It’s just a little riff of excellence as Jack Kirby cruises through his work this day. Places the talk at the top, juggle six people establish a couple of characters, set the crowd scene throw in some babes, balance it all nicely so you focus on one hunk, hero kind of guy. In it’s mastery it blows away all your nagging little concerns, it does it’s job really well and we get the next frame and go on with our story. 5 minutes of Jack’s time, maybe. Stop, enjoy, and look, you don’t get comics like this any more.
Abstraction, just flat design is easy, don’t make everything overlap, representational stuff is simpler, compile some reference , draw what you see, adding overlaps to abstraction, just screws my brain up. Sometimes you get a shape and it seems right, the combination of shape implied space and three dimensionality but not doing representation and I’m happy.

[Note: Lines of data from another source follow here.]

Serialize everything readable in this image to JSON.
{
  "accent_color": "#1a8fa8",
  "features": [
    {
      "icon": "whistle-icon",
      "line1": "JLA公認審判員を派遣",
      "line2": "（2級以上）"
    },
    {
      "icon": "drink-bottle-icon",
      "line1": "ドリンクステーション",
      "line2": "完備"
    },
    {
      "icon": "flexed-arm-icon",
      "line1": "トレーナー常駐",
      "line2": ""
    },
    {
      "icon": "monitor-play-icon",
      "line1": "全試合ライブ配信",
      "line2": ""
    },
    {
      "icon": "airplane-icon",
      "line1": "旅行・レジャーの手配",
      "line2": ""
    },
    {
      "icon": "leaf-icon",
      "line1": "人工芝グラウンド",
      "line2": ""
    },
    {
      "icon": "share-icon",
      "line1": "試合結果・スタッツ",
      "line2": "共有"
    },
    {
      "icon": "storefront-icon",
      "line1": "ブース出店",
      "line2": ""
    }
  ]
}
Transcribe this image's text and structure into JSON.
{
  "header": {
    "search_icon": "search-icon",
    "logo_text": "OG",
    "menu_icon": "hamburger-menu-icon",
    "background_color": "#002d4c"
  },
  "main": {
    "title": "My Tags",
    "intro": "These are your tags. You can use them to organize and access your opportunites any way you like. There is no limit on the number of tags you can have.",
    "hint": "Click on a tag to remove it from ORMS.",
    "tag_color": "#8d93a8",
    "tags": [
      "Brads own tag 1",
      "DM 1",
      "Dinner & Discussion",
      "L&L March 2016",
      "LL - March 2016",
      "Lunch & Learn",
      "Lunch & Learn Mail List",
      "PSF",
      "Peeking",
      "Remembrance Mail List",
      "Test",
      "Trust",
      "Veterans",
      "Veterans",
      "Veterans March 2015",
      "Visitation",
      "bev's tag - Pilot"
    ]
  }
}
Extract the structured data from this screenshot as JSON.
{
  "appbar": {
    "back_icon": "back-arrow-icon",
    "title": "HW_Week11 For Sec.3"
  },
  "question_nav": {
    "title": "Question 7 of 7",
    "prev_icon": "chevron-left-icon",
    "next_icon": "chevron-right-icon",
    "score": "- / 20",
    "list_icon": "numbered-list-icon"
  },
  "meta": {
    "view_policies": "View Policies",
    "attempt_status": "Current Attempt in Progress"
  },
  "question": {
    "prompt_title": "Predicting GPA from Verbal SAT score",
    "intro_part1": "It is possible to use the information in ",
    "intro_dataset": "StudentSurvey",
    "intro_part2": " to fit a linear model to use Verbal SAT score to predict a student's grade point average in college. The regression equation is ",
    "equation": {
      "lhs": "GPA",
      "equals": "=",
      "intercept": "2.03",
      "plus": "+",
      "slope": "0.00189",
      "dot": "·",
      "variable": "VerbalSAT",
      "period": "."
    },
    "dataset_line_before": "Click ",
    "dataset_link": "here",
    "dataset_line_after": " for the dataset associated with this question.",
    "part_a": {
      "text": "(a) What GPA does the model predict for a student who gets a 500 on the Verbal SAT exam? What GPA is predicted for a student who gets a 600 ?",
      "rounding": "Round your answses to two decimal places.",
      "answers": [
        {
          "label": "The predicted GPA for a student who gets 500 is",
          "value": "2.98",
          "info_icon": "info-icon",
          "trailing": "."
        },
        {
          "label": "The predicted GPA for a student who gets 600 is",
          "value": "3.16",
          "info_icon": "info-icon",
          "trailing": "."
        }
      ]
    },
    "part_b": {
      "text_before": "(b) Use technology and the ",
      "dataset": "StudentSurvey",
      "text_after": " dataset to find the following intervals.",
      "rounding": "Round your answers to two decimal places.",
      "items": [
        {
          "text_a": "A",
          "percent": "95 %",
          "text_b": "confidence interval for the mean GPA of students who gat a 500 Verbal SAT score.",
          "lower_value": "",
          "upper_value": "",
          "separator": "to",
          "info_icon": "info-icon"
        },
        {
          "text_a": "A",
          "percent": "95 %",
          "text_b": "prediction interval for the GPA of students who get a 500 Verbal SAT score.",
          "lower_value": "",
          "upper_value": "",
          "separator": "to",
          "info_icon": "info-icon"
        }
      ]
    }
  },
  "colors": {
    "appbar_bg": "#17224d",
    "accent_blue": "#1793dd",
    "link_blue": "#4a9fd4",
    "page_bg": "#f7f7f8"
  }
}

Now if I can just repeat it a hundred times. Comics, harder then every other art form.
There’s been some very nice analytical articles on Alex Toth lately , by Jesse Hamm and Paul Fricke occasioned by some great reprint books and the bio of him, and it’s been making me wonder about focusing on Jack Kirby’s work, Toth is such a more elegant artist then Kirby, every line is literally a precise controlled thought out line. He’s a much finer craftsman then Jack meticulously telling his stories and relentlessly experimenting with the comics form and being an artist. But in the end Kirby’s work is more emotionally satisfying and powerful to me then Toth’s.
It’s hard saying drawing doesn’t matter in comics, so it’s hard to ignore how Jack’s work gets destroyed. The last page of Forever People 1 is one of those pages that makes you want to cry that Mike Royer wasn’t inking it. But lets look at Jack’s layouts.